AFI

Desde niño quería ser policía, pero cuando creció un poco, ya de adolescente, dijo que quería ser agente, pero de la federal. Había nacido en un pueblo de árboles frondosos y venados en el patio, donde el frío se queda casi todo el año y la cobija rosa mexicano de amapolas fisgoneaban en los rincones de los cerros, para maravillar el paisaje.
Salirse de ese pueblo e ir a la ciudad, a estudiar y echarle ganas. Todo para ser policía. Su novia le dijo me voy contigo. No quería estar ahí. Altiva, con mirada de monumento, fría y al horizonte, traía pulseras, anillos y collares de oro, y ropa que siempre quería cambiar: el pueblo le quedaba chico y quería más billetes en ese bolso yoryo armani, porque nada y todo era igualmente insuficiente.
Él era su pase a la ciudad, a la vida de gala y lujos, de pasarela y alfombra roja y reflectores, que ella soñaba. Al lado de él, mientras no hubiera mejor opción. Él fue aceptado luego de pasar todas las pruebas y empezó a estudiar para ser de la policía federal. Ella mantuvo tibio el nido mientras el firmamento se le rendía a sus uñas rojas y con incrustaciones que destellaban.
Cuando terminó su preparación, se apasionó tanto que hizo propuestas, cuestionó lo que pasaba en la corporación y criticó a sus superiores. Sin darse cuenta, los oídos dispersos y abiertos lo habían captado. Las antenas del rudimentario espionaje interno, lo ubicaron. Destacó en varios operativos importantes y ascendió, pero no lo que merecía ni lo que hubiera querido. Y siguió en su andar crítico e insolente. Los mandos lo tenían ubicado: este novato es un estorbo.

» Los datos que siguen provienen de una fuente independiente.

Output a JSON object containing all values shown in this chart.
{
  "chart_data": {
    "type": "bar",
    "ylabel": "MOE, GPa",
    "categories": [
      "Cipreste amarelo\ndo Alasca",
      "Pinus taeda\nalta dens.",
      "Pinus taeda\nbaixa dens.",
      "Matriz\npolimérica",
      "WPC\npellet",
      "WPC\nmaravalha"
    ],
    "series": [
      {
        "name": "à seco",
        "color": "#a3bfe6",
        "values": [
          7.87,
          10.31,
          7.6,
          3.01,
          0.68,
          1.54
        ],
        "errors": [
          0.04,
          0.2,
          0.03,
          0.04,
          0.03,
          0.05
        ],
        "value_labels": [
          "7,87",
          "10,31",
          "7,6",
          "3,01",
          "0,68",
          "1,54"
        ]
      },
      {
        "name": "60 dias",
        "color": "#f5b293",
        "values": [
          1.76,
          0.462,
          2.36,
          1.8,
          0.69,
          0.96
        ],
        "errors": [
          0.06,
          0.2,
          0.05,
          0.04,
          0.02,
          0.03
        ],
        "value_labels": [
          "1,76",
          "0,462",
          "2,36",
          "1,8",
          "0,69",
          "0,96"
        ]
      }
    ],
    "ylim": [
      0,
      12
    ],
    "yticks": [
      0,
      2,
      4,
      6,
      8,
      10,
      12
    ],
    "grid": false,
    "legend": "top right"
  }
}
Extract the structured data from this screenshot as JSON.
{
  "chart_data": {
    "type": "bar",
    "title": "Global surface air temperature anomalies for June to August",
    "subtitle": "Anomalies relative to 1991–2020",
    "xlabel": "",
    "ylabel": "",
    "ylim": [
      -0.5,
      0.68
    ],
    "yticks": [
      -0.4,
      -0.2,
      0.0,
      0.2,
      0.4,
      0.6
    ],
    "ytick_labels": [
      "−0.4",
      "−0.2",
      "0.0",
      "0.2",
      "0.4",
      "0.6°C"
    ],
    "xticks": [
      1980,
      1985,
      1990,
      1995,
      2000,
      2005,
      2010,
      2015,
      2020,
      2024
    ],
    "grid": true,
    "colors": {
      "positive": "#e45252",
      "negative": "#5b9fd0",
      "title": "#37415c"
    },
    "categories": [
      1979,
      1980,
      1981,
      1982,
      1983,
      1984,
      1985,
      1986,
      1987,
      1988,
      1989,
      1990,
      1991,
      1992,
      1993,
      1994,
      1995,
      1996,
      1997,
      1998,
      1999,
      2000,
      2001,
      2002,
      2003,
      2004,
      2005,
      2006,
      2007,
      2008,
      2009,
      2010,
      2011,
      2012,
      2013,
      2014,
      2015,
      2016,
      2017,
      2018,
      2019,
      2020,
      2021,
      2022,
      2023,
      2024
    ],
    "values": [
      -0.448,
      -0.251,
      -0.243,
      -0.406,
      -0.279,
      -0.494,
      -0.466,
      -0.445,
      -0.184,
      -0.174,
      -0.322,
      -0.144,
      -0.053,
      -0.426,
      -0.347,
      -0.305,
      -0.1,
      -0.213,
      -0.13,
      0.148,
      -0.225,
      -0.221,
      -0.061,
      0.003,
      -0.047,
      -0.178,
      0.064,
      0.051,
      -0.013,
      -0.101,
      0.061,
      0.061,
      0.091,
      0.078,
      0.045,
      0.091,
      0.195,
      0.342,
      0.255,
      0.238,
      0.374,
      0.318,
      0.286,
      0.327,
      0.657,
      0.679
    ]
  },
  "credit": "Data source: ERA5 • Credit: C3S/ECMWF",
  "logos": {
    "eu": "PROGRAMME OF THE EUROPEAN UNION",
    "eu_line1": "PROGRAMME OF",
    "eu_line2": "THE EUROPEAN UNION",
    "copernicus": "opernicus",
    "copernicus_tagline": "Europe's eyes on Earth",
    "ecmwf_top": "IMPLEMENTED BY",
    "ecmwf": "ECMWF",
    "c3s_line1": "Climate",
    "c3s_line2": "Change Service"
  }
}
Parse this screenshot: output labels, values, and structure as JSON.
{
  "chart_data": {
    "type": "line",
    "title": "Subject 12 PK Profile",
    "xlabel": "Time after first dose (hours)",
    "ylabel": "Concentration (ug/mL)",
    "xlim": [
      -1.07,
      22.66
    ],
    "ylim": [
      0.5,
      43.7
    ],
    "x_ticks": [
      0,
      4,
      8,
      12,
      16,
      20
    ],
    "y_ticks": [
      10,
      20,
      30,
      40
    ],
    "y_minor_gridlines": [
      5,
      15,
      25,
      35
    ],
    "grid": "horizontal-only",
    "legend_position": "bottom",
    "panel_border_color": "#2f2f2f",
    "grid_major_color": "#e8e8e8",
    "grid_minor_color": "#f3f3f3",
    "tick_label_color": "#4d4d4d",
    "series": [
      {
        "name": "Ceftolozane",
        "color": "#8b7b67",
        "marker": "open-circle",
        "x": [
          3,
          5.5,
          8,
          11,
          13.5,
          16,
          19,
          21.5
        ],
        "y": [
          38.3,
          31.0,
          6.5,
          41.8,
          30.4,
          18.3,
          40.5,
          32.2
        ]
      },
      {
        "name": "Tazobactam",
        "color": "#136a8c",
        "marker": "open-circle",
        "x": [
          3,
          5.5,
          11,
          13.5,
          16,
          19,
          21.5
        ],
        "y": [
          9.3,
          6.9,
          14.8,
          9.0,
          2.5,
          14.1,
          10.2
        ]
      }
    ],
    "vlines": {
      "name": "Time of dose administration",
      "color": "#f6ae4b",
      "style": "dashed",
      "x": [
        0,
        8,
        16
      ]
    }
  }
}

Una tarde lo mandaron a una comisión. Era un operativo fuerte, pero no le dieron por escrito las especificaciones. Le dijeron que era importante y que así debía realizarse. Pensó que era una prueba y que bien podía superarla. Estaba oscuro, como esos callejones de madrugada, como esos caminos propicios para la muerte y sin salida. Solo, a tientas y con su escuadra a la cintura, no vio las redes que se la tendían y venían encima. Hombres de negro, sigilosos como gatos y encapuchados, lo tenían a la mano, cercándolo. Y cuando se dio cuenta, ya era tarde: había sido una trampa, le fincaron secuestro y extorsión, y luego de rodearlo y golpearlo, lo esposaron. Está usted detenido, le dijo el oficial. Y si se resiste, le metemos otros delitos, cabrón.
Los policías buscaron a su esposa. Con el niño en brazos les dijo que ella no tenía nada qué ver, que había sido una relación pasajera y que hacía mucho que no lo veía, a pesar de que ese niño llevaba su apellido. Él envejecía en la cárcel, con acusaciones sobre delitos que no cometió y ese niño estrenaba padre y ella marido: un comandante de la misma corporación.